No Brasil, o consumo de opioides, como a morfina, é de 7,8 mg por pessoa/ano, uma das menores taxas mundiais. A quantidade ideal seria de 192,9 mg para analgesia – quase 25 vezes mais. “Isso demonstra que nossa população não tem bom acesso à saúde”, explica Sandra.

A Organização Mundial da Saúde é responsável por coordenar a produção de analgésicos opioides e distribui-los para os países por meio de um sistema de cotas. “Essa cota é baseada no consumo médio e pregresso do país dos últimos 12 meses”, diz a médica. “Se há então uma produção fixa, por que a OMS disponibilizaria mais para o Brasil se não há demanda? Isso só acontecerá a partir do momento em que houver maior prescrição”, explica.

Em alguns municípios, alguns analgésicos opioides estão na chamada cesta básica de medicamentos – o que significa acesso a eles na rede pública e desconto na carga tributária. Já em muitos municípios, não só não há acesso a eles na rede pública como não são encontrados por quem precisa comprá-los, mesmo com prescrição médica. “Há pacientes que têm a receita médica, têm dinheiro para comprar, mas não encontram nas farmácias. Acabam ficando com dor”, diz a médica.

Outra barreira para o baixo consumo, na opinião da especialista, é a falta de treinamento dos médicos a respeito da importância e benefícios desses medicamentos. Por ser necessário talão especial (amarelo) para prescrição, o médico precisa se inscrever previamente nas Vigilâncias em Saúde ligadas às secretarias de saúde.  Para os médicos, Sandra diz que não é necessário ter medo de que o paciente vá desenvolver algum tipo de vício em relação ao medicamento. “É só fazer o acompanhamento e fazer a prescrição com data na receita, dando a quantidade para um mês, o que baste até a próxima consulta”, explica.

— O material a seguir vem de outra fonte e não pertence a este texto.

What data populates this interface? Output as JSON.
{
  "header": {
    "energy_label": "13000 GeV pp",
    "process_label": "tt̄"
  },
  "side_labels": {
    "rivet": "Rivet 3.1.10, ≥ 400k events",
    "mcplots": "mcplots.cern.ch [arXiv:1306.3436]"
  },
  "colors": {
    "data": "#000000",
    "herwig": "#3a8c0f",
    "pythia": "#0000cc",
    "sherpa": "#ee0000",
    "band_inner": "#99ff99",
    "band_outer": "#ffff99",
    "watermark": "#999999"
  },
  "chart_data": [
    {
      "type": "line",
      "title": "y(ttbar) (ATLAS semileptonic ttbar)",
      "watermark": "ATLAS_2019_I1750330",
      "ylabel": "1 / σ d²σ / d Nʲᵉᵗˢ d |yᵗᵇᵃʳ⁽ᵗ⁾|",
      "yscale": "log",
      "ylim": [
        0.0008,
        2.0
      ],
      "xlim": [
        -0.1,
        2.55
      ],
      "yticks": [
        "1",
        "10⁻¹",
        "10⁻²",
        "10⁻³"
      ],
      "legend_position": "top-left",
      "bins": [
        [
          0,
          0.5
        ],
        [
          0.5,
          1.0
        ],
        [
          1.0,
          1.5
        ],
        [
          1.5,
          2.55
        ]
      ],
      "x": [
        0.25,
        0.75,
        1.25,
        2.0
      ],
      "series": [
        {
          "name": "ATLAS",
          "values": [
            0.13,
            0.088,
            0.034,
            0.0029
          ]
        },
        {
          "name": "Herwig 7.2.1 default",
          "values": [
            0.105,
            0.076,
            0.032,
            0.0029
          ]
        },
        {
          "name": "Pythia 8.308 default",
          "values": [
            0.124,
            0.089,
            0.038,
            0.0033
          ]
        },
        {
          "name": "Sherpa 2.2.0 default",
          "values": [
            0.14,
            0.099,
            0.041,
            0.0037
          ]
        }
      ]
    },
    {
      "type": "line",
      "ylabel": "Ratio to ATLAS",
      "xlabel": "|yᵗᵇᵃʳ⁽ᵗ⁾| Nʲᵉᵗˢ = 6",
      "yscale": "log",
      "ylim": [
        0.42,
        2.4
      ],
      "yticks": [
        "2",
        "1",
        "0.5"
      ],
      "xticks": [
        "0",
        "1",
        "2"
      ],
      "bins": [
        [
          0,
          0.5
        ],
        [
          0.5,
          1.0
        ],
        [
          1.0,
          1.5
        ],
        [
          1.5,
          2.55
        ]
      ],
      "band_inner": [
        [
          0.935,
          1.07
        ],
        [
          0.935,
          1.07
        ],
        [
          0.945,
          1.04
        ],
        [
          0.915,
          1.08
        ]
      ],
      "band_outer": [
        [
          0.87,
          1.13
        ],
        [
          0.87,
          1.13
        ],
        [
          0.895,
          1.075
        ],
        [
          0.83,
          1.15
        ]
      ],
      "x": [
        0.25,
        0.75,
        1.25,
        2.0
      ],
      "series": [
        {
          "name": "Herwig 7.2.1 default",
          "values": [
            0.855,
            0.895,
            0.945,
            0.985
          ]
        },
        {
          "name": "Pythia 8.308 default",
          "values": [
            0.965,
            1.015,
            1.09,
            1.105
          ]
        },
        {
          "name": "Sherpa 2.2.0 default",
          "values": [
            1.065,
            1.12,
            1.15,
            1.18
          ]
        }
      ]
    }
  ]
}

Por outro lado, por parte dos pacientes e população em geral no país, também há preconceito com medicamentos como a morfina. Erroneamente, no imaginário popular, o medicamento é destinado a quem está morrendo. Desmistificar essa ideia também é papel do médico e dos profissionais de saúde, segundo a médica. “Tudo é uma questão de comunicação. Se o médico mal conhece o paciente e simplesmente faz a prescrição sem explicar que a morfina é um medicamento eficaz no combate à dor crônica, que não vicia quando o paciente está monitorado e que provoca menos efeitos para a pessoa com câncer, sendo mais seguro em termos renal, de coagulação e hepático, pode realmente assustar o doente e a família”.

Portanto, antes da receita, é preciso explicar os benefícios e espantar os medos das famílias. “A primeira coisa que faço é conversar. Depois que explico os benefícios, dou meu telefone de contato e peço para entrar em contato comigo caso alguém – do vizinho ao farmacêutico – fale alguma bobagem para ele em relação ao remédio”, diz Sandra.